Australia’s $22.7 billion Future Made in Australia fund and Solar Sunshot program signal a vital shift towards building local clean tech capability. But economic benefit alone shouldn’t drive these climate efforts. Investments need also to prioritise cyber security, supply chain resilience and avoidance of support for forced labour.
That means working with international partners to build trusted supply chains and, in areas where we have comparative advantage, accelerate efforts to build sovereign capabilities. It also means rejecting the false binary of cheap versus secure, and instead adopting a fit-for-purpose standard: if a technology is insecure or vulnerable to coercion, or could be exploited in the future, it’s not fit—regardless of how cheap it is.
There’s a strong case for a structured, risk-based approach that distinguishes between what can be mitigated through standards, what requires targeted investment, and what demands structural decoupling. Policy levers—procurement, subsidies, sovereign capabilities, or strategic partnerships—provide a menu of options to support.

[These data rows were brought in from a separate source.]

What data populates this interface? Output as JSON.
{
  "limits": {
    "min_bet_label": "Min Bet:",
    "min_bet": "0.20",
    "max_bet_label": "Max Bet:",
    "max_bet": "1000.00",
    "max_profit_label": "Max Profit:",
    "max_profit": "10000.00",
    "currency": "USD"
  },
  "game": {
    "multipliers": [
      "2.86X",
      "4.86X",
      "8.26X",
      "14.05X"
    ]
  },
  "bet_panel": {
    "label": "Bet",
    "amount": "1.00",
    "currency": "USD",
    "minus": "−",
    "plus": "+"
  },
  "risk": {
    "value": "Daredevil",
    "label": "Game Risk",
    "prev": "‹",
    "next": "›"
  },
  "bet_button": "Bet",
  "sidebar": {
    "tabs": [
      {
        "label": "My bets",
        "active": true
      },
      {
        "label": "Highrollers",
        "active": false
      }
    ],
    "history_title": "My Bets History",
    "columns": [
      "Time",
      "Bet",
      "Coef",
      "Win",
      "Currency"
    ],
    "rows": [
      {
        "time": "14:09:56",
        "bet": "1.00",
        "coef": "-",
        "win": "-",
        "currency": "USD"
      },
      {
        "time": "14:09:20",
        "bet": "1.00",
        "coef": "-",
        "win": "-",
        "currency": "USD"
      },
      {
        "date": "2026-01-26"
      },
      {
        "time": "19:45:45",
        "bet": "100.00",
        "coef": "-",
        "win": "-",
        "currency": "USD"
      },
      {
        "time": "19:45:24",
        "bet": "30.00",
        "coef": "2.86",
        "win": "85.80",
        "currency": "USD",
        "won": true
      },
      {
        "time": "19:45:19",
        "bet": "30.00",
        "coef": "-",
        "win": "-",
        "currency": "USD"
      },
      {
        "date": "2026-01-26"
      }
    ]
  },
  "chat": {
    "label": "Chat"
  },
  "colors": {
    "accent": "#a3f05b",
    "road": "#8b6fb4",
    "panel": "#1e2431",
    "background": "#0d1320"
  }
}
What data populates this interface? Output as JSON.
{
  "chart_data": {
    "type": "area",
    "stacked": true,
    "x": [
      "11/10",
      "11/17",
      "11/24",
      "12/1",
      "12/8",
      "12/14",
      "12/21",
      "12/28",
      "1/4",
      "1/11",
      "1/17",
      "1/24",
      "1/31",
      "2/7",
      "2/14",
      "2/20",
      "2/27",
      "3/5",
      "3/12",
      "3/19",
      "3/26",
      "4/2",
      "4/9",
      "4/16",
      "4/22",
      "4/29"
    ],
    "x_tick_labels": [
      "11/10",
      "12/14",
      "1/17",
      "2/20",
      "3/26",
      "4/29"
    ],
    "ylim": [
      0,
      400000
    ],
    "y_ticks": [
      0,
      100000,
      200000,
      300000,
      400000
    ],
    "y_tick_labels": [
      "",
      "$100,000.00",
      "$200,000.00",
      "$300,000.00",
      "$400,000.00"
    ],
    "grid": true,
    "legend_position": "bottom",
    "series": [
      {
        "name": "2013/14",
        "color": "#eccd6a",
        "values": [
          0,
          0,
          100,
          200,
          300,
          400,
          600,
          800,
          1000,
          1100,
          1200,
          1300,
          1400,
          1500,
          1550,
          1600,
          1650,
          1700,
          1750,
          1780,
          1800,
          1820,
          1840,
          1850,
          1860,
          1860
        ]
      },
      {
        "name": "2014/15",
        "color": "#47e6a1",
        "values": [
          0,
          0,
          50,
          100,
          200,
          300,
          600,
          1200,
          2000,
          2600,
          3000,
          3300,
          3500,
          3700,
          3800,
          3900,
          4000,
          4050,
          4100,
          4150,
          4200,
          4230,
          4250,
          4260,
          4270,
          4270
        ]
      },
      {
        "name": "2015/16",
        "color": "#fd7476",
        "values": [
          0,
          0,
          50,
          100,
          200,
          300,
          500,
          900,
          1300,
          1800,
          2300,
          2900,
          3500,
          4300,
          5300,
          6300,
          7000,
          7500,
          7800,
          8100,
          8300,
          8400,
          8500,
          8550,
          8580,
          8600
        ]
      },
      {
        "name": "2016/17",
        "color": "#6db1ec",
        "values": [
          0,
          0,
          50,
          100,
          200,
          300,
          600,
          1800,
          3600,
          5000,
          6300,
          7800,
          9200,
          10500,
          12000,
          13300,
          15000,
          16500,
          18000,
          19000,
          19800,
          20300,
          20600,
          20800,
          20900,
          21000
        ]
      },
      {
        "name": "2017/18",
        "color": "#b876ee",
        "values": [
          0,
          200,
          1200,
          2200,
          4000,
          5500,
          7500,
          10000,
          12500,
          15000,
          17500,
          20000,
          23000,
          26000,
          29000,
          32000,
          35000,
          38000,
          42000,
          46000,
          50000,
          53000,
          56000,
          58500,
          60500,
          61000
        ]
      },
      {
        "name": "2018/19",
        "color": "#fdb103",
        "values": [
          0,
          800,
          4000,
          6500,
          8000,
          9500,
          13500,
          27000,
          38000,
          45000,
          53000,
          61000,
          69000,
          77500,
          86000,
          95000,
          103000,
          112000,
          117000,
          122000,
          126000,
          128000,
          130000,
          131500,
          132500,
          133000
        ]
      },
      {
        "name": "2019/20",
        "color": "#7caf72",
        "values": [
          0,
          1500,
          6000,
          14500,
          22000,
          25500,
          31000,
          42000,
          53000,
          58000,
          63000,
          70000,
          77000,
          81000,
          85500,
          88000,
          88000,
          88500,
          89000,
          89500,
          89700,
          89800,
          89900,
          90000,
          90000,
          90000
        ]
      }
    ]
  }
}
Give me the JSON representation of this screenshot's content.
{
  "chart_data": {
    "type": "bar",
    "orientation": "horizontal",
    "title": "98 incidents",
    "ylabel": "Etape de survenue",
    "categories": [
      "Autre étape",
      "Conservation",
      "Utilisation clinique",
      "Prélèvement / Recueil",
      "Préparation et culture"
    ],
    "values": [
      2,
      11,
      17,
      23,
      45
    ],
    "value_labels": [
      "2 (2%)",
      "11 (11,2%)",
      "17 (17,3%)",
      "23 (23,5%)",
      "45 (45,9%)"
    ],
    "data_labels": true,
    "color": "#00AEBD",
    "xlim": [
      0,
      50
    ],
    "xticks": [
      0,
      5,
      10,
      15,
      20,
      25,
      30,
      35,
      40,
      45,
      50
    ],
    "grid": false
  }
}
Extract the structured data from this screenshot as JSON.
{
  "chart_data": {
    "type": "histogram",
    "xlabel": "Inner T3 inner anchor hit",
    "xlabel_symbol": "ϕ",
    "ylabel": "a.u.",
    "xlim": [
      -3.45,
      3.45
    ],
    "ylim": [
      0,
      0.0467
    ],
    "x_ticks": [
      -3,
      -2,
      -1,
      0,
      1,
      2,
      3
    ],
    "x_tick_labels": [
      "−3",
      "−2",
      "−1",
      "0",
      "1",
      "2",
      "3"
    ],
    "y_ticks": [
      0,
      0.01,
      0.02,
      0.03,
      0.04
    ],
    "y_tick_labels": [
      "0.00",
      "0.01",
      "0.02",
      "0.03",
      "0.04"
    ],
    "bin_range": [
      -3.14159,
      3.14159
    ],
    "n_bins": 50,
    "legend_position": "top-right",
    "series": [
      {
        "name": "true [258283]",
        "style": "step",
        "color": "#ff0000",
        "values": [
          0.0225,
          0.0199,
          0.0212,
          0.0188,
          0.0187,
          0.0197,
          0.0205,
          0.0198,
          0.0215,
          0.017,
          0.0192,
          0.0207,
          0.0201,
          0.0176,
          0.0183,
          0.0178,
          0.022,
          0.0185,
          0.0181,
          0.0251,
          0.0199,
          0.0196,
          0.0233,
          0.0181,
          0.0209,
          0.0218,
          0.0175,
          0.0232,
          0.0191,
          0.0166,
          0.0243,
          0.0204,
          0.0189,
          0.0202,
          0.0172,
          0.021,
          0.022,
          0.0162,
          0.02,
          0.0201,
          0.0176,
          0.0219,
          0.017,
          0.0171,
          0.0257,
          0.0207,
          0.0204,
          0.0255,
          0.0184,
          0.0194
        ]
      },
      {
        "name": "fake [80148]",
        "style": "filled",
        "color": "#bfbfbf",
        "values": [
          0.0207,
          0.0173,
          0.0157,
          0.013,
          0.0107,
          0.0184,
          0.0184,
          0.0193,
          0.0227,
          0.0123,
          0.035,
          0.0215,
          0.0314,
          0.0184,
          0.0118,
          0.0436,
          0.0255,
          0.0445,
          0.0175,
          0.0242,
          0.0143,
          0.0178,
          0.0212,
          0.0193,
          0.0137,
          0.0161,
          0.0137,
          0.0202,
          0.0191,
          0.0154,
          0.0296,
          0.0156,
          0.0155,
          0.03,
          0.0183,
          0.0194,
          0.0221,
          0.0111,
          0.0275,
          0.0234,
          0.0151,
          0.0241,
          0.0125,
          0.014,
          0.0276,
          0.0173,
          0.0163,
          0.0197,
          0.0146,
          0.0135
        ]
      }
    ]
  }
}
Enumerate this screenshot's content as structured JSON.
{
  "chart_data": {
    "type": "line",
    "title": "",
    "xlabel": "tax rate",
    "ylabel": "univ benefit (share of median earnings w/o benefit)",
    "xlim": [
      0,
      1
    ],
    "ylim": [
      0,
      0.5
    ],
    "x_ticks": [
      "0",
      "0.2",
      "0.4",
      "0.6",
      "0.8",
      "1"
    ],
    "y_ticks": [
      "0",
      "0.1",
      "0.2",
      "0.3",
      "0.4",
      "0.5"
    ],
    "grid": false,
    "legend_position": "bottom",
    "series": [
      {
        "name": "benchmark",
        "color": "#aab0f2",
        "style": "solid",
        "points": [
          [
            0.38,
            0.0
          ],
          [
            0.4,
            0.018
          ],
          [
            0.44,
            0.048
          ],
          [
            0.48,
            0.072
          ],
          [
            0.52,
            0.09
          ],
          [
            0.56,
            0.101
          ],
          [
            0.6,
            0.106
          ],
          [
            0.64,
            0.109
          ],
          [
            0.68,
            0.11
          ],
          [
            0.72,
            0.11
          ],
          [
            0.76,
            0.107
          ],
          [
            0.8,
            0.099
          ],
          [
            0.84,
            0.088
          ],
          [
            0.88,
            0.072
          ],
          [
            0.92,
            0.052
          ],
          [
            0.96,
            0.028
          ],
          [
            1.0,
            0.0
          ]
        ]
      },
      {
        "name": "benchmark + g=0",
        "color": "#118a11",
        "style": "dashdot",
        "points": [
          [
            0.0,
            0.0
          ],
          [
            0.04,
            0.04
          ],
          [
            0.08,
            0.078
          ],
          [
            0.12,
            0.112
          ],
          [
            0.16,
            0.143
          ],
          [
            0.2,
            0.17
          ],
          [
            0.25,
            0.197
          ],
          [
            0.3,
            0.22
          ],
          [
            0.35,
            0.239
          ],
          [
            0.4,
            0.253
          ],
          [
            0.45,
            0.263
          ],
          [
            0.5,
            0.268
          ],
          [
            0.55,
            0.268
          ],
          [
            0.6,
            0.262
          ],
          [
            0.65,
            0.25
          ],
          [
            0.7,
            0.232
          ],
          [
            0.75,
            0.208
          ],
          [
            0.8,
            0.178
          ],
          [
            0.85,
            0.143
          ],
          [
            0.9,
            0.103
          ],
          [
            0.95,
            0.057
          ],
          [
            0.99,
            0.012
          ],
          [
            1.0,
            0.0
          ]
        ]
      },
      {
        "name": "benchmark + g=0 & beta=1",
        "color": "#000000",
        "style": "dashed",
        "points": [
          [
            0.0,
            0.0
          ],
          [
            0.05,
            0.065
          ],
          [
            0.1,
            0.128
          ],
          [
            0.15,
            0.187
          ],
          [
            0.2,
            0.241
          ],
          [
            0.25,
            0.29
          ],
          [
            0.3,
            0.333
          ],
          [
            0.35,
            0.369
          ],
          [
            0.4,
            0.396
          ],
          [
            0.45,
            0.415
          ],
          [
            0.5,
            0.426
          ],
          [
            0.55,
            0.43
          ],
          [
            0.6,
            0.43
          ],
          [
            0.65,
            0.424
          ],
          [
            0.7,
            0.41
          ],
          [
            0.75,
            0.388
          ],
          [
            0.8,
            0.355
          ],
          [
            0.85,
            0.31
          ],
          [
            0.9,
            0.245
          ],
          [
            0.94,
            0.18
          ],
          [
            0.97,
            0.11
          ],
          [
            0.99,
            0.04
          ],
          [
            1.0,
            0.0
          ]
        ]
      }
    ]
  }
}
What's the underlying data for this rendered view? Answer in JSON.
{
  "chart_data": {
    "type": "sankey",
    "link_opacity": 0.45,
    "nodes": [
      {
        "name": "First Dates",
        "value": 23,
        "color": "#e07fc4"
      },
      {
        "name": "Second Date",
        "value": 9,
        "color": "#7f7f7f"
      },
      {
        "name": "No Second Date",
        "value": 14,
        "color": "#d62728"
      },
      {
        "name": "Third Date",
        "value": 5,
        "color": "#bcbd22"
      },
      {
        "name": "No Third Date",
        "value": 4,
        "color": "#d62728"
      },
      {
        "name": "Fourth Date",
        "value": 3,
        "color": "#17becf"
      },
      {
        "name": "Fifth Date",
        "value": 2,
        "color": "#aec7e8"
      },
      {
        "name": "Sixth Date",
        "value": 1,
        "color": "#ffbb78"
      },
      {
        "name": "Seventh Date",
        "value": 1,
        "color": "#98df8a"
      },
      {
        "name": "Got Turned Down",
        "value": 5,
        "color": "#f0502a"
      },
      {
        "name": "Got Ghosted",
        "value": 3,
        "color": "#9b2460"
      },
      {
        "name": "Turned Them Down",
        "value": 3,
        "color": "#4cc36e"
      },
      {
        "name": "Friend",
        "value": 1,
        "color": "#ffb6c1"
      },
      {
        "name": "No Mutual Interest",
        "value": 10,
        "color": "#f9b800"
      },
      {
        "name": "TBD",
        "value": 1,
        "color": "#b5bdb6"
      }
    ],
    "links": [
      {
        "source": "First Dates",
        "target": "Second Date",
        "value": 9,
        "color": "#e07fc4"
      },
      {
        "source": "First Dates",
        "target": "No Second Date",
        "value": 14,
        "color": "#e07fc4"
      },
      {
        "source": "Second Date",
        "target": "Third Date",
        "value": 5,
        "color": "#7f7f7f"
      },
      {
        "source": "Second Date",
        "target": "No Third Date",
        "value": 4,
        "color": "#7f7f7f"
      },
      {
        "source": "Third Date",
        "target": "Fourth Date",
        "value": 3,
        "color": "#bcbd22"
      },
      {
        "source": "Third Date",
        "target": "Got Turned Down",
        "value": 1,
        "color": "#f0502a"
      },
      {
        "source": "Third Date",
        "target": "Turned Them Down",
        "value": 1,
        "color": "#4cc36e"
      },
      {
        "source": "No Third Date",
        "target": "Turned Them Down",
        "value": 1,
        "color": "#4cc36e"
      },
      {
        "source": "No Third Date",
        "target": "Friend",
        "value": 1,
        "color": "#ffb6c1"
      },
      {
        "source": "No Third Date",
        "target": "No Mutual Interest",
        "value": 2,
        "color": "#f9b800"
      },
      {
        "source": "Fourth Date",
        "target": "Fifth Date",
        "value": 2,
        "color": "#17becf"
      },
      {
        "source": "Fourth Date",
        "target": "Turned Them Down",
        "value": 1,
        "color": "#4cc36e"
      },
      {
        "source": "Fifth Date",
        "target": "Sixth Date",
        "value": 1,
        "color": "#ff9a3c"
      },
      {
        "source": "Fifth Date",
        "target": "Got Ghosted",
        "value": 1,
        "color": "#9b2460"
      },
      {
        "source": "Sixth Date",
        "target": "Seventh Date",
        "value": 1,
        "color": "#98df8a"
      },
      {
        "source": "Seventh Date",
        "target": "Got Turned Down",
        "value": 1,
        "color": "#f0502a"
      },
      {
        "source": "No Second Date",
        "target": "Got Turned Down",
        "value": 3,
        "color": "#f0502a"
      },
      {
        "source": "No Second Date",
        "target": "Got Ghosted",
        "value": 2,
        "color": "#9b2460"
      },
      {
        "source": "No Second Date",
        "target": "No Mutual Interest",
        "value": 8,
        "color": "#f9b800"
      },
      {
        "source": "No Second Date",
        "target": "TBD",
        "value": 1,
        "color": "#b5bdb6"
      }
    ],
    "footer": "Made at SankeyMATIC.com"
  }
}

Australia’s challenge is to decarbonise without compromising national security. This means ensuring the vital transition to renewables doesn’t introduce more vulnerabilities into critical infrastructure, turning clean climate solutions into dirty national security liabilities. Australia is facing its next Huawei 5G moment, this time across the entire green transition. To safely modernise and decarbonise its critical infrastructure, the country needs sharper assessment, deeper due diligence and a unified national approach that considers not just emissions, but exposure.